Haití suele describirse mecánicamente como “el país más pobre del hemisferio occidental”. Pero esa pobreza es el legado directo del sistema de explotación colonial más brutal de la historia, agravado por decenios de sistemática opresión poscolonial. En septiembre de 1991 el gobierno encabezado por el sacerdote salesiano Jean-Bertrand Aristide, el primer presidente electo por voto popular en toda la historia de Haití, fue derrocado por un golpe militar encabezado por el general Raoul Cédras.
Una de las primeras entrevistas exclusivas con el golpista, la consiguió el autor de esta nota. Aún no había cesado el baño de sangre en las calles y el reportaje se desarrolló en el ahora destruido Palacio Presidencial. Cuando concluyó el cuestionario –formulado en un balbuceante francés de secundario–, el imperturbable y sonriente Cédras estrenó su perfecto español para preguntarme: “¿Qué esperaba encontrar?¿Uno de esos dictadores como los de García Márquez?”.
Al cabo de tres años se comprobó lo que siempre se había intuido: que Cédras y el resto de los golpistas habían estado a sueldo de la CIA y la oligarquía haitiana. En 1994, los Estados Unidos decidieron restituir al derrocado presidente Aristide por medio de una invasión pactada con los golpistas. El país estaba bloqueado por mandato de la ONU y los golpistas cada vez más desesperados.
Durante los días previos a esa invasión light, las bandas parapoliciales sometieron al autor de esta nota y a otros colegas a un simulacro de fusilamiento acusándonos de ser espías norteamericanos porque habíamos entrado por tierra desde República Dominicana ya que todas las comunicaciones estaban cortadas.
Por las noches cenábamos a la luz de las velas y de las balas, porque los parapoliciales aprovechaban los cortes de luz para matar a los dirigentes opositores y amedrentar a los representantes de la ONU, los argentinos Dante Caputo y Leandro Despuy.
Pero el Aristide que retornó custodiado por los norteamericanos ya no era el salesiano rebelde que había tenido la loca ocurrencia de querer un país menos injusto, sino una especie de caricatura de sí mismo. Los Estados Unidos le habían dado permiso para recuperar el gobierno, pero no el poder.

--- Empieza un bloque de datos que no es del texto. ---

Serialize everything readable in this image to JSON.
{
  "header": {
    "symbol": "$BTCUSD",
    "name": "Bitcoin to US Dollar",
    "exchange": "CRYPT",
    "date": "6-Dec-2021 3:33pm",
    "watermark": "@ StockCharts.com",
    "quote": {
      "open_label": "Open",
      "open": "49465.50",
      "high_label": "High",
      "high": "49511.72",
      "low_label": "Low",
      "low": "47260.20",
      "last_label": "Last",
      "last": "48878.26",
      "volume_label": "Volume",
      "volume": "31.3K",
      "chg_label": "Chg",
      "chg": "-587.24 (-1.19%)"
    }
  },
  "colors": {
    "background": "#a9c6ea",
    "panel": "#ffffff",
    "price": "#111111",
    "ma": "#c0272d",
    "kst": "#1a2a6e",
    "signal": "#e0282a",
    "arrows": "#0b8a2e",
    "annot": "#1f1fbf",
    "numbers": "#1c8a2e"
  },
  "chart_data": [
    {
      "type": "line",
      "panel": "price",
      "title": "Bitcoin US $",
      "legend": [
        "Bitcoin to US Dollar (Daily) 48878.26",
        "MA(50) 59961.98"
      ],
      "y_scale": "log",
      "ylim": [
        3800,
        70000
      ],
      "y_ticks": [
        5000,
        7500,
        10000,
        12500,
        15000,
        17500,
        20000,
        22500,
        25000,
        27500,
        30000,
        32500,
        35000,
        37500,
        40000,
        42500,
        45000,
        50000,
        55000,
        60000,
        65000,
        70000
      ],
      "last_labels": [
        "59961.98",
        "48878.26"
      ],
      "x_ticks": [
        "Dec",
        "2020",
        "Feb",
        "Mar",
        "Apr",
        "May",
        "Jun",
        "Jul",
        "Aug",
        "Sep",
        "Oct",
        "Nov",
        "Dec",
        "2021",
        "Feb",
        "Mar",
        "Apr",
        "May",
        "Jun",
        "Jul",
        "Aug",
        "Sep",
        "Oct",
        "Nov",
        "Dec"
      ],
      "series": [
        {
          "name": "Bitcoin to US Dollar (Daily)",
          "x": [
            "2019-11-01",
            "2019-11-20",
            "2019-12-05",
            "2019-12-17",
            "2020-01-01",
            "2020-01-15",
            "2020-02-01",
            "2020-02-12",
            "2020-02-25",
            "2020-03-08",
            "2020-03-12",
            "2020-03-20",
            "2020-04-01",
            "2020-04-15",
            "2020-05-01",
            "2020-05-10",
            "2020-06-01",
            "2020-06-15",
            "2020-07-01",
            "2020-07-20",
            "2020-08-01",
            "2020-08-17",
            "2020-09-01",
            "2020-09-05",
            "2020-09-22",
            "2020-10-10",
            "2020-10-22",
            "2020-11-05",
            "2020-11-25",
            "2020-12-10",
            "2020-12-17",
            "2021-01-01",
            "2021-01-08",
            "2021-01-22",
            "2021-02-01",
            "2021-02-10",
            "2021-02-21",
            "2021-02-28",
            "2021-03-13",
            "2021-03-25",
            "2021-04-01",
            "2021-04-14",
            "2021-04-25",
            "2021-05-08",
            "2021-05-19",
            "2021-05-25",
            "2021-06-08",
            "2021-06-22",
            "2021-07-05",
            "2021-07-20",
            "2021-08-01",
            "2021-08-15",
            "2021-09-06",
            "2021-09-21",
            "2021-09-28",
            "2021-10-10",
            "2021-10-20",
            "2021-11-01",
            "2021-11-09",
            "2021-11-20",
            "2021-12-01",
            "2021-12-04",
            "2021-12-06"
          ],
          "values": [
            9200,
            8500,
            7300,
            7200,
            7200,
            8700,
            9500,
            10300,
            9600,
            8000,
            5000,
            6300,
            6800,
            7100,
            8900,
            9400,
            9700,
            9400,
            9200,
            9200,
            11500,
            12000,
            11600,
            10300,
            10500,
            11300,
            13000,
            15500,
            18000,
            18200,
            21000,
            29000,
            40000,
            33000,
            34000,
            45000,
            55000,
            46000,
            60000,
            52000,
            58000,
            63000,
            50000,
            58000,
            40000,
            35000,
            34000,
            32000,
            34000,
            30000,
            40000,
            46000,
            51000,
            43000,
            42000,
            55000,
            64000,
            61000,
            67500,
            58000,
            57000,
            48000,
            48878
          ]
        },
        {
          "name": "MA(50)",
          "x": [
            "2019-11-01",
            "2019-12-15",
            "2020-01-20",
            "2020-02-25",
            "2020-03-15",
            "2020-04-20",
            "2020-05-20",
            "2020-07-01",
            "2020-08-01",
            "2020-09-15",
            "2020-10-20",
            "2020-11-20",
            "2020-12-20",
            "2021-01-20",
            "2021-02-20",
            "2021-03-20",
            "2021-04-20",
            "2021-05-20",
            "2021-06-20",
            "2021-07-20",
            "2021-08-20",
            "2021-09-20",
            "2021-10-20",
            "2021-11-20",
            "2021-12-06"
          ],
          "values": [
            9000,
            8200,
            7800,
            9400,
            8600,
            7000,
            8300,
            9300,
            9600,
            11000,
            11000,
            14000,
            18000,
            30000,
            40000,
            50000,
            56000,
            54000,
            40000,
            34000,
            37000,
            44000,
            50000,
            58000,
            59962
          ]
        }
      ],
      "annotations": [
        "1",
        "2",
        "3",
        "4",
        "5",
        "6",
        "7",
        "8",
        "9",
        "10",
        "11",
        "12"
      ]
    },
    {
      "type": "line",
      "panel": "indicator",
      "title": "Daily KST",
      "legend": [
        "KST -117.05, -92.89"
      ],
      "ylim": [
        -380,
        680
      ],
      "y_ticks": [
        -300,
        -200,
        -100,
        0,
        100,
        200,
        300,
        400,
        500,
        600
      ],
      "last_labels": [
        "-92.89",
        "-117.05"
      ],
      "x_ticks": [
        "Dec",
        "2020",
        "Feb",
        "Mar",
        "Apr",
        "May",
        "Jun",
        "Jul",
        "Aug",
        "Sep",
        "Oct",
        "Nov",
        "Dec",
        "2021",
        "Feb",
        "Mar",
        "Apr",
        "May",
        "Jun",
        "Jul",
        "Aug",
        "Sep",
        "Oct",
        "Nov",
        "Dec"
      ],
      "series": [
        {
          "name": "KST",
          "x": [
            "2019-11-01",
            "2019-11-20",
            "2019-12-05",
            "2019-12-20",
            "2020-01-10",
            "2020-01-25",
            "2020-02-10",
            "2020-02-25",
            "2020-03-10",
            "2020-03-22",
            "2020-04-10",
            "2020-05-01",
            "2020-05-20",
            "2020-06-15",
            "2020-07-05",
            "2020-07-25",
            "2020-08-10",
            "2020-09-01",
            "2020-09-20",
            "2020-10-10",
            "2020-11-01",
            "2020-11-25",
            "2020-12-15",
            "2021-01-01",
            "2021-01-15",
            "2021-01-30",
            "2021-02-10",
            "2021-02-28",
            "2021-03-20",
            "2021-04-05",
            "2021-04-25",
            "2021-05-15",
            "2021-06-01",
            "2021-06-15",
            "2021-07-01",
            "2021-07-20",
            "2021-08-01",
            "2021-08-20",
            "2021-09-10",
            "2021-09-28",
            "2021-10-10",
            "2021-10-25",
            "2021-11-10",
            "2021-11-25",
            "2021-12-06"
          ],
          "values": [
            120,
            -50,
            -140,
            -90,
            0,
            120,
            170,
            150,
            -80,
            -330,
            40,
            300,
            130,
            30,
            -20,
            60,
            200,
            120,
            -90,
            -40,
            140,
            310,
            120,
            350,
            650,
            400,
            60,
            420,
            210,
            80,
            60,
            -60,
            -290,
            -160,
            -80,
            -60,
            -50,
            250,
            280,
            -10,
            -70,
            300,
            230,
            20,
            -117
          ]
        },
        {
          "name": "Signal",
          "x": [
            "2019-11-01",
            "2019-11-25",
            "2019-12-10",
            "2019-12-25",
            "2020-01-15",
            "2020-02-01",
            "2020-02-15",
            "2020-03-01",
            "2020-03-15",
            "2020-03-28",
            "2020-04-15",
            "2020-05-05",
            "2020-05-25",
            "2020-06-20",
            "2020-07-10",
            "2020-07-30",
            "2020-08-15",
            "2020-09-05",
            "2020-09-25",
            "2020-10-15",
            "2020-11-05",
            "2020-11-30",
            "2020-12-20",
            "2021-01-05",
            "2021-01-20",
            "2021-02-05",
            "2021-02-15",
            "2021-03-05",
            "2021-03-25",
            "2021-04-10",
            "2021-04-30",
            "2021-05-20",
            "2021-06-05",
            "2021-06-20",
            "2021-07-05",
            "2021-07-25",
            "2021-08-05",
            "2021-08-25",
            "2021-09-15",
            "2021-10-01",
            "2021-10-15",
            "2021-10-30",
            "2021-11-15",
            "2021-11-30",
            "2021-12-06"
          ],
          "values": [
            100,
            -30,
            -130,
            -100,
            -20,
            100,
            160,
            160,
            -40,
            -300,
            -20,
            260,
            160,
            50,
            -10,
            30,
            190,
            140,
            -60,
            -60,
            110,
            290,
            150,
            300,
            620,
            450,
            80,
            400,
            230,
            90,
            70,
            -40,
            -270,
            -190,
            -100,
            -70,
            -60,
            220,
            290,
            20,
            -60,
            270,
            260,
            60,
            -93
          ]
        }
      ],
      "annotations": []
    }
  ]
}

Para borrar las huellas de la participación norteamericana en la dictadura carnicera del general Cédras, los infantes de marina estadounidenses se llevaron 160.000 páginas de los archivos de los servicios secretos haitianos. Por cierto, el jefe de estación de la CIA en Puerto Príncipe también era un argentino.
El segundo gobierno de Aristide fue la última víctima de la perpetua injerencia estadounidense: fue derrocado en 2004 por un golpe cuyo guión se repitió en 2009 en Honduras. Los bailes del vudú siempre son en redondo para indicar el carácter circular y eterno de la vida y de la muerte. Como la trágica y recurrente historia de Haití.